This isn't a good analysis, and it's because it keeps rounding everything up. He rounds up the cost of electricity by 10%. He has a range of power use, takes the high end (which is 2x the low end) and multiplies it by the inflated electricity cost.
But then they talk about using a newly purchased Mac to do the inference, running at full capacity, 24/7. Why would you do that? Apple silicon is fast but the author points out: you're only getting 10-40 tokens per second. It's not bad, but it's not meant for this!
It's comparing apples to oranges. Yeah, data centers don't pay residential electricity rates. Data centers use chips that are power efficient. Data centers use chips that aren't designed to be a Mac.
Apple silicon works out pretty good if you're not burning tokens 24/7/365 and you're not buying hardware specifically to do it. I use my Mac Studio a few times a week for things that I need it for, but I can run ollama on it over the tailnet "for free". The economics work when I'm not trying to make my Mac Studio behave like a H100 cluster with liquid cooling. Which should come as no surprise to anyone: more tokens per watt on hardware that's multi tenant with cheap electricity will pretty much always win.
The article makes no sense. I can't use OpenRouter as a general purpose computing device. Why are we comparing a whole computer to a single purpose SaaS?
Rounded up, yes, and oddly inefficient for someone obsessed with inefficiency. One could buy a brand new 64gb M5 macbook for well over 4k. Another could buy a scratched up but functioning M1 Max 64gb off of ebay for a little over 1k—and somehow get the same 10-20 t/s with 31b that the author does with an M5. Or better yet, have a frontier model do the planning and judging, and have a local MOE model execute at 50 t/s. All of this achievable by a former English major with too much free time.
Your post makes sense if you bought the hardware for other reasons, and maybe run models occasionally as a novelty.
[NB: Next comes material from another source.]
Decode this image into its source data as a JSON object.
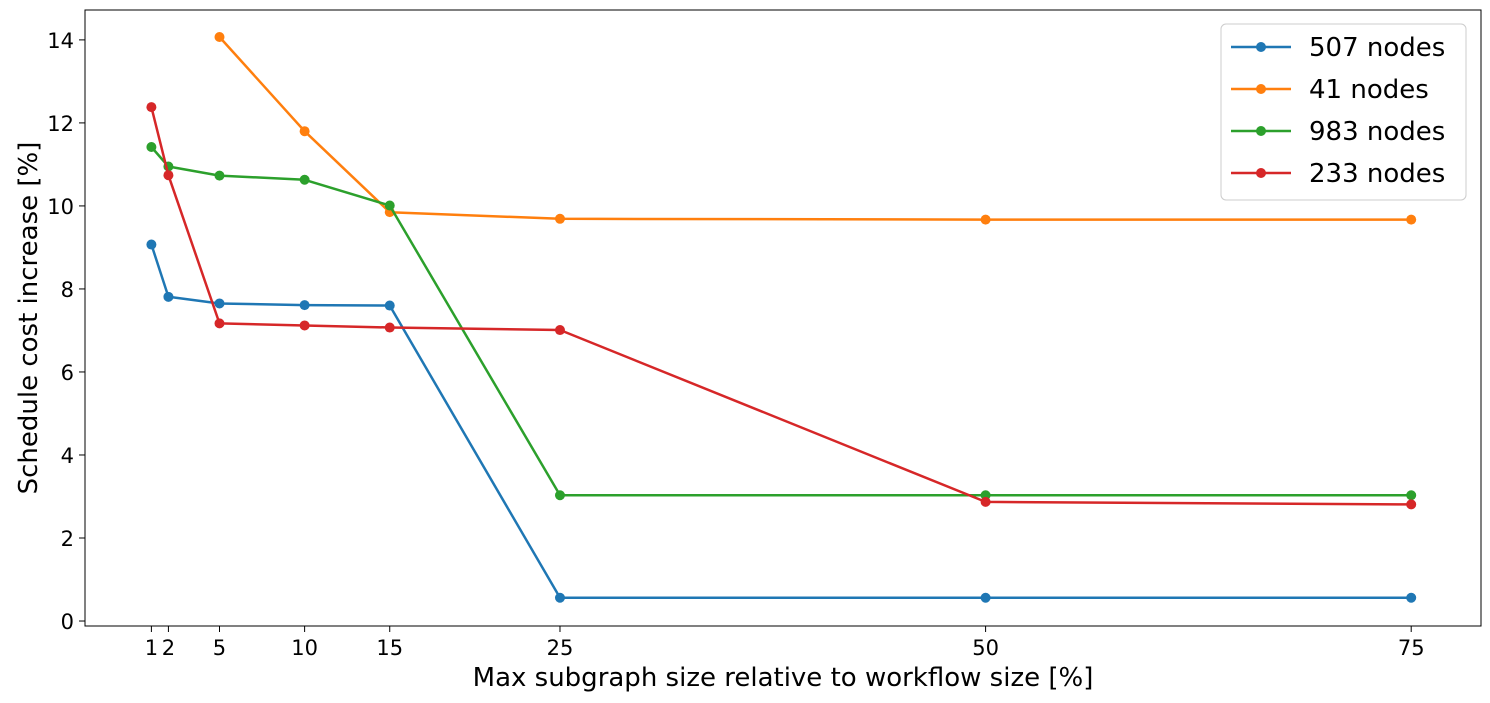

That isn't the case for many, though, and there is a whole social media space where people are hyping up the latest homebrew options for running models, believing it frees them from the yoke of big AI.
Millions of people are buying big $ maxed-out hardware like the Mac Studios or DGX specifically to run LLMs. Someone rationally running the numbers is a good thing.
using it 24/7 brings the average cost down, not up.
the less you use local LLM, the less sense it makes since you paid a lot for hardware you don't use
nothing about the current data center craze looks efficient.
Rounding everything down in the most optimistic setting got me to $0.40 per million tokens, and openrouter has the same model at $.38/mtok.